Wenn man Friedensaktivist ist, kann man schwer in einem Kriegsgebiet auf die Straße gehen und sagen dass man dagegen ist. Meine Ideen sind meistens nur eine Reaktion auf das, was die Gesellschaft mir anbietet, oder welche Frage daraus entsteht. In dem Fall war es: Was macht man mit Flüchtlingen? Oder was macht man als Friedensaktivist in einem Land, dass im Krieg ist? Was auch durch mein Tagebuch entstanden ist, ist dass ich Menschen eingeladen habe nach Kroatien, Bosnien, Serbien zu kommen, um mit Kindern in Flüchtlingscamps zu spielen, die Erlaubnis dafür von UNHCR. Da war die Idee, dass wenn da ganz viele Menschen ins Flüchtlingslager kommen, es auf das Lager einen positiven Effekt haben wird. Dass man mit Kindern spielte und dass man Schule organisierte, das war bis 1992 völlig absurd. Ich habe gedacht, wir müssen eine Gruppe aus vielen verschiedenen Ländern machen, weil im Kopf der Menschen die Idee ist, dass verschiedene Nationalitäten nicht zusammen arbeiten können. In jedem Land stehen Organisationen, die gefragt haben, ob sie mit lauter Leuten aus dem jeweiligen Land ein Camp organisieren können. Wir haben mit viel Mühe deutlich gemacht, dass es nicht um deutsche Ehre und auch nicht um Presse zuhause, sondern um die Leute vor Ort geht.

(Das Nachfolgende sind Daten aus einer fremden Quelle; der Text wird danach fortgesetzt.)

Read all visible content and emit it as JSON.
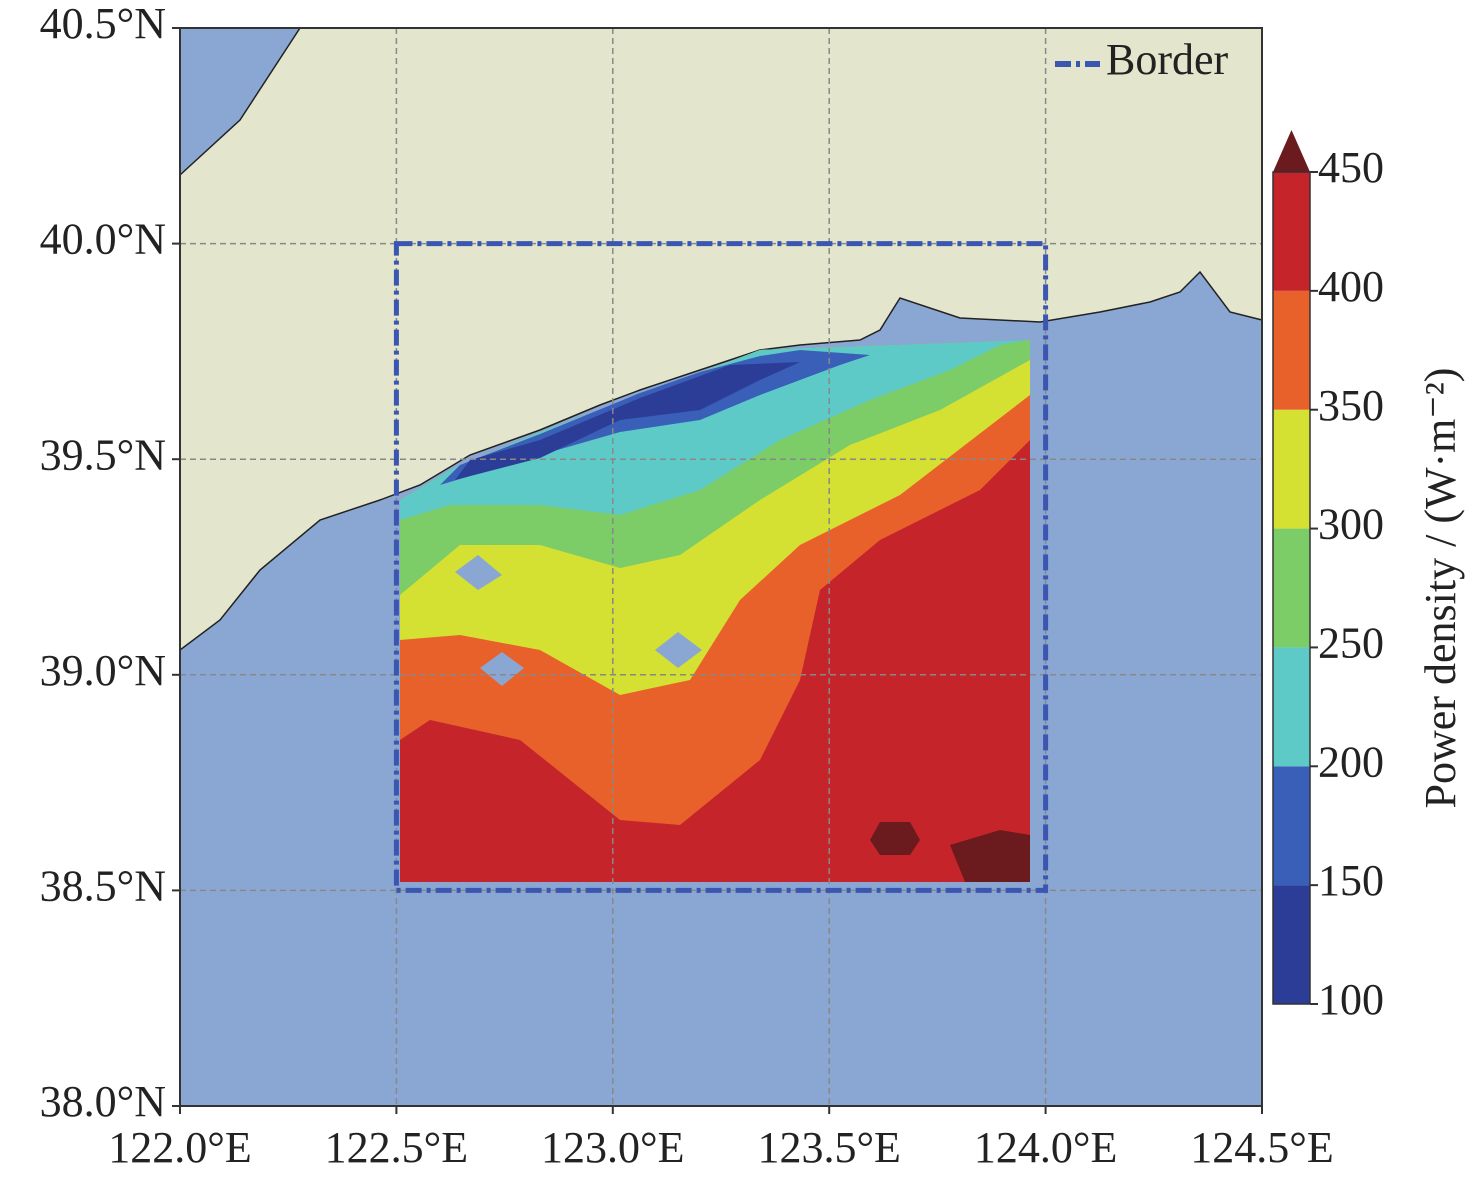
{
  "map": {
    "xlim": [
      122.0,
      124.5
    ],
    "ylim": [
      38.0,
      40.5
    ],
    "xticks": [
      {
        "value": 122.0,
        "label": "122.0°E"
      },
      {
        "value": 122.5,
        "label": "122.5°E"
      },
      {
        "value": 123.0,
        "label": "123.0°E"
      },
      {
        "value": 123.5,
        "label": "123.5°E"
      },
      {
        "value": 124.0,
        "label": "124.0°E"
      },
      {
        "value": 124.5,
        "label": "124.5°E"
      }
    ],
    "yticks": [
      {
        "value": 38.0,
        "label": "38.0°N"
      },
      {
        "value": 38.5,
        "label": "38.5°N"
      },
      {
        "value": 39.0,
        "label": "39.0°N"
      },
      {
        "value": 39.5,
        "label": "39.5°N"
      },
      {
        "value": 40.0,
        "label": "40.0°N"
      },
      {
        "value": 40.5,
        "label": "40.5°N"
      }
    ],
    "grid": true,
    "border": {
      "name": "Border",
      "lon": [
        122.5,
        124.0
      ],
      "lat": [
        38.5,
        40.0
      ],
      "color": "#3a56b0"
    },
    "colorbar": {
      "label": "Power density / (W·m⁻²)",
      "ticks": [
        100,
        150,
        200,
        250,
        300,
        350,
        400,
        450
      ],
      "colors": [
        "#2b3d97",
        "#3a5fb8",
        "#5ecac8",
        "#7ccd68",
        "#d4e032",
        "#e8612a",
        "#c4242a"
      ],
      "extend_color": "#6b1a1d"
    }
  }
}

Suncokret ist entstanden, weil am Anfang vom Krieg ganz Zagreb mit Sandsäcken voll gelegt war, überall wo wir hin kamen, zwei Meter hoch. Nach einem halben Jahr ist nichts passiert, die Frontline war 30 km weiter, unsere Stadt war nicht in Gefahr. Aber die verdammten Sandsäcke gaben mir immer noch dauerhaft das Gefühl, als würde ich mitten im Krieg leben. Was kann man gegen Sandsäcke tun? Langsam und sicher wegnehmen, aber dann kriegst du Ärger. Dann habe ich gesehen, dass der Sand da drin, nicht totes, sondern lebendes Material aus dem Hintergarten war. Mit Samen drin, die anfingen zu blühen. Da habe ich sie nur noch aufgemacht, Sonnenblumensamen rein und geguckt was passiert. Andere haben das übernommen. Wir haben aus jedem Sandsack einen Friedensgarten gemacht. Und so blühten in ganz Zagreb Sonnenblumen und sie wurde das Symbol der Friedensbewegung. Suncokret bedeutet auf Kroatisch, Bosnisch und Serbisch wörtlich „sich nach der Sonne drehen“. In Bosnien ist es ein Schimpwort, bezeichnet Leute, die nichts tun. In anderer Bedeutung ist es auch eine Idee von Hoffnung.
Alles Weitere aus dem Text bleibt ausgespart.